American International Group Inc. (AIG), the insurer majority owned by the U.S. after a 2008 bailout, is hosting an event at a California facility that advertises “the amenities of an ultra luxury hotel.”

The American General unit assembled about 65 people who distribute its products for a two-and-a-half-day stay this week at the Resort at Pelican Hill in Newport Beach, California, said Larry Mark, a spokesman for AIG’s life insurance division. Nine AIG managers were also sent to the resort to make presentations, Mark said in a e-mail. He declined to say the cost of the event for the insurer.

“It is important for these speakers, as well as the eight field representatives in attendance to spend quality, one-on-one time with our key distribution partners to ensure they understand our offerings,” he said. “It is standard practice in the financial-services industry to hold such business development, leadership meetings.”

AIG resumed such conferences about two years ago, after being rebuked by lawmakers in 2008 for spending $440,000 to send about 100 advisers to the St. Regis resort in Monarch Beach, California. Chief Executive Officer Robert Benmosche is working to expand sales as he seeks private investors to replace government capital.

“We are back to the business of being in business and we’re in the marketplace competing,” said Mark.

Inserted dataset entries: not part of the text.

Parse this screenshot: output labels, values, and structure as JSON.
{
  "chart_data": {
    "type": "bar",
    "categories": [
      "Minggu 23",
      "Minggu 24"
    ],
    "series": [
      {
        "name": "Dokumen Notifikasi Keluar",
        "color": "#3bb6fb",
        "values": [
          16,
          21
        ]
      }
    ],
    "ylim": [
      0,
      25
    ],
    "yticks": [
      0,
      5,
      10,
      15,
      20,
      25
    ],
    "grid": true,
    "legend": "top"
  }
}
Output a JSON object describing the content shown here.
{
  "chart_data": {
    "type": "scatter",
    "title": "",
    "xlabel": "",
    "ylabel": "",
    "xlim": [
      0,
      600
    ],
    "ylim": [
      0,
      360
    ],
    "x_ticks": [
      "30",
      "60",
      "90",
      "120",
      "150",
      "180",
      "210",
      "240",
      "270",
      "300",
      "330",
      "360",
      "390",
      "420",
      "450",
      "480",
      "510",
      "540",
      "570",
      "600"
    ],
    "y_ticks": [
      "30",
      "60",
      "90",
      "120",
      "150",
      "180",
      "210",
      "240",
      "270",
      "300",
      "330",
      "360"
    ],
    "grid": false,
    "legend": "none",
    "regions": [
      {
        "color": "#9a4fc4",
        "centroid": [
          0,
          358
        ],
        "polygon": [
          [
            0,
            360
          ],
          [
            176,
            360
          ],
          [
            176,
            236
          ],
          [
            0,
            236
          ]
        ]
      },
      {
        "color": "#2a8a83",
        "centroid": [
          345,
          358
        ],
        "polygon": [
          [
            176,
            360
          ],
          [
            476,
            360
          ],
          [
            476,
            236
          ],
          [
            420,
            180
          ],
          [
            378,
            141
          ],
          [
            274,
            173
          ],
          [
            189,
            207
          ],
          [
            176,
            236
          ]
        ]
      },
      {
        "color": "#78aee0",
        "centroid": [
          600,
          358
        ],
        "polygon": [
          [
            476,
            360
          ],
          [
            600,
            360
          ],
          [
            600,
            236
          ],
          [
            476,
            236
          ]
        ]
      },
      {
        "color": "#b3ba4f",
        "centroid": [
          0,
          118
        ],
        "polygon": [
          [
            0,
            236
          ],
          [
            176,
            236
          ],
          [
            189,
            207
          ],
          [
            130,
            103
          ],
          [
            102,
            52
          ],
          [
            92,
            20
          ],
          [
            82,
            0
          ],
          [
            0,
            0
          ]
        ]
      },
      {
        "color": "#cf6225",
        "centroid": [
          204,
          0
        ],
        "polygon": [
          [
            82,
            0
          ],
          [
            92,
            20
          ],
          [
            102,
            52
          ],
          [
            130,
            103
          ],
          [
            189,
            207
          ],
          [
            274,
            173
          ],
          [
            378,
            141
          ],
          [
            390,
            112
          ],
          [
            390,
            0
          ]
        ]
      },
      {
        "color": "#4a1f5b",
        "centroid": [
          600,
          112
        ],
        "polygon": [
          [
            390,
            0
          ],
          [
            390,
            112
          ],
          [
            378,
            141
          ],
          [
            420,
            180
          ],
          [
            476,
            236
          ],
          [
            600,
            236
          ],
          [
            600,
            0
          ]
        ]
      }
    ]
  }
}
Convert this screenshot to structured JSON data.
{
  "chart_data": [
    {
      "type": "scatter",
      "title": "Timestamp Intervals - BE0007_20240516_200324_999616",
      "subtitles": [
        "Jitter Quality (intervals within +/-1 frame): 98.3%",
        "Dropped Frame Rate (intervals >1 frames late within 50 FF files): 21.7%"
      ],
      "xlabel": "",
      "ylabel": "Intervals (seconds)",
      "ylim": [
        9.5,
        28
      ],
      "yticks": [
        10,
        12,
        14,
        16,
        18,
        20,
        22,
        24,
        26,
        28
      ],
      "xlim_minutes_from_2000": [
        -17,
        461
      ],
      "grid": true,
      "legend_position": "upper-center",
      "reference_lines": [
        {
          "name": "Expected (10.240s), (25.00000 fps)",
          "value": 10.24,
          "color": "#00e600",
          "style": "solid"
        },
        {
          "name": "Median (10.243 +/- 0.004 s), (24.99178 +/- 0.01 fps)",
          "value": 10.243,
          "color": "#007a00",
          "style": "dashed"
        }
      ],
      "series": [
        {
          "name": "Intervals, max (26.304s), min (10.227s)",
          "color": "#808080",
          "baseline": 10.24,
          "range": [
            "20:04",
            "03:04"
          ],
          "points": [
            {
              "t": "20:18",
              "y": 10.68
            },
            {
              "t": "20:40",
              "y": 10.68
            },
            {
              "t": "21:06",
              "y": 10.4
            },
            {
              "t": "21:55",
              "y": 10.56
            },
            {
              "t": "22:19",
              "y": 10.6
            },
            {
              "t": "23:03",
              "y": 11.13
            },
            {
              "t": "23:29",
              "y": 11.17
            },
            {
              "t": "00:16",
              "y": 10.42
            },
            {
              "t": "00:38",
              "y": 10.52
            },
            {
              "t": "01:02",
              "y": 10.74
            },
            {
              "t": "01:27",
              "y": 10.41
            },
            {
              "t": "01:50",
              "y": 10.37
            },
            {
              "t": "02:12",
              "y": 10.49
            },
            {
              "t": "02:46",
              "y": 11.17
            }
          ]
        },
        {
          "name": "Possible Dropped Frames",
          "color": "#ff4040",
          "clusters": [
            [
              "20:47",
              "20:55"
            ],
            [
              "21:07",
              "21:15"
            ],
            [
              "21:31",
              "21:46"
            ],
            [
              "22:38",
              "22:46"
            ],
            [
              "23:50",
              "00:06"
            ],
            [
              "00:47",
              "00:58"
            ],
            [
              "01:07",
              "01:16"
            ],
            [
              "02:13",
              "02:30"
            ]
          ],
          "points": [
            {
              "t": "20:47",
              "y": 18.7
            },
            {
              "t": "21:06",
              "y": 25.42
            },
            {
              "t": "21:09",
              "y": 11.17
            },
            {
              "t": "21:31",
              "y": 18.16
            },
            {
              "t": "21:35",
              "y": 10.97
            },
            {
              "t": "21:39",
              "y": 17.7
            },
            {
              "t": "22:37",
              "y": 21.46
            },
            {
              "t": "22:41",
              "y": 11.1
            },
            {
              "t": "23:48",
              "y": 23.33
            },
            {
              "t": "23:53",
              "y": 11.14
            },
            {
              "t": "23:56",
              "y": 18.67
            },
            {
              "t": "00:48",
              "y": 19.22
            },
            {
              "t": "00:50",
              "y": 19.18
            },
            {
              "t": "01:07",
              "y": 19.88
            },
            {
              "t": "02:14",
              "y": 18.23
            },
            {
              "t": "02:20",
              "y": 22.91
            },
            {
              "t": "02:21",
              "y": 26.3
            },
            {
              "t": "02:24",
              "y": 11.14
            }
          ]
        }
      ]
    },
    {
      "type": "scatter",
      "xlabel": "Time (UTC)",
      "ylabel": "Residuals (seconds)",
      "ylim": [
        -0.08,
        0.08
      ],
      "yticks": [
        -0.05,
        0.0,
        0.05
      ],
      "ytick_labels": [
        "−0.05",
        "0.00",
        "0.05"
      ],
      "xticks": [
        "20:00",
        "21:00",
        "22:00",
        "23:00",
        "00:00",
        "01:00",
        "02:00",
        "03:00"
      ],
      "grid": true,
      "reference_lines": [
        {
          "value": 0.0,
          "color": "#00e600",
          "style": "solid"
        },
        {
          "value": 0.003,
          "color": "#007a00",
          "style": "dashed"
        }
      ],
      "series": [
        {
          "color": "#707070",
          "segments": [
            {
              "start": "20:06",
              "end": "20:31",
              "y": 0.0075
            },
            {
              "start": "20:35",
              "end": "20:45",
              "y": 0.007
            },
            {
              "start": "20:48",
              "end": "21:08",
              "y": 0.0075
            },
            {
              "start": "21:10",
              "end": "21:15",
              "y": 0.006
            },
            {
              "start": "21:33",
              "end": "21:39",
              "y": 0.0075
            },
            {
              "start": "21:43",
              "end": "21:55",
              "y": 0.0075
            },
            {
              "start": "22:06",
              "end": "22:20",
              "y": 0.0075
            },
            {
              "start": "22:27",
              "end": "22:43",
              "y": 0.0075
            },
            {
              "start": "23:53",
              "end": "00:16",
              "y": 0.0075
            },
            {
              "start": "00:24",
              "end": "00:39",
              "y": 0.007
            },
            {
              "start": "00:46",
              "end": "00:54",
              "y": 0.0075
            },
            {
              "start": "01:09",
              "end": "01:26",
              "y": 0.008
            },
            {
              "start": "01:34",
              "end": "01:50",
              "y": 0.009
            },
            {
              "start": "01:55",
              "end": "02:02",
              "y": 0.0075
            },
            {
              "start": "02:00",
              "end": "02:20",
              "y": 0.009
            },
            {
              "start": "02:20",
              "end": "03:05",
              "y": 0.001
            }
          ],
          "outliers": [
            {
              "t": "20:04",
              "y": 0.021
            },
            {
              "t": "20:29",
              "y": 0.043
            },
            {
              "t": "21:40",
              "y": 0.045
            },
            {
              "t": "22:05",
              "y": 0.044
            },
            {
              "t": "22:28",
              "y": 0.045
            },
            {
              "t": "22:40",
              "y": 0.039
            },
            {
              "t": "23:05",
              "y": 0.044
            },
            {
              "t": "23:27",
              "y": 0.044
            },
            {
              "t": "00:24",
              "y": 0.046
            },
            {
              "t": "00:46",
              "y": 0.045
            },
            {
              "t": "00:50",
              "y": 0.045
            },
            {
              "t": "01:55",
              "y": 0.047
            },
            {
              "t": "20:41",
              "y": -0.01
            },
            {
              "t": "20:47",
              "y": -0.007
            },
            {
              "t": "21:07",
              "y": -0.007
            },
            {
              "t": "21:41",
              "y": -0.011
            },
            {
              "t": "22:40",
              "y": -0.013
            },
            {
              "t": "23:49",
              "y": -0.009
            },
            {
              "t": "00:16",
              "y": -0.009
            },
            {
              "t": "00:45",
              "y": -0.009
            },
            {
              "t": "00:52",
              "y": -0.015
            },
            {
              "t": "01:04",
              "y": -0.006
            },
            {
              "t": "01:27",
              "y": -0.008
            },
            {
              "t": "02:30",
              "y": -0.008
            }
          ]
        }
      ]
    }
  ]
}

Senator Max Baucus, a Democrat from Montana, in October 2008 called AIG’s event that year an “insult to taxpayers.”

Fazio’s Course

Pelican Hill has “Palladian-inspired architecture from Northern Italy,” 204 bungalows, 128 villas, a spa and 36-holes of golf designed by Tom Fazio on a property with views of the Pacific Ocean, according to the resort’s website.

A “Garden Double Queen” room is available for $395 per night today and tomorrow, and an “Ocean Four Bedroom Villa” costs $1,150 a night, according to the resort’s online-booking system. Kate Starr, a spokeswoman for Pelican Hill, didn’t immediately return phone calls seeking comment.

AIG was bailed out in 2008 in a rescue that swelled to $182.3 billion. The insurer paid back the balance on a Federal Reserve credit line in January, and the Treasury exchanged its preferred interest for 92 percent of the company’s common stock. That stake was cut to 77 percent in a May share sale.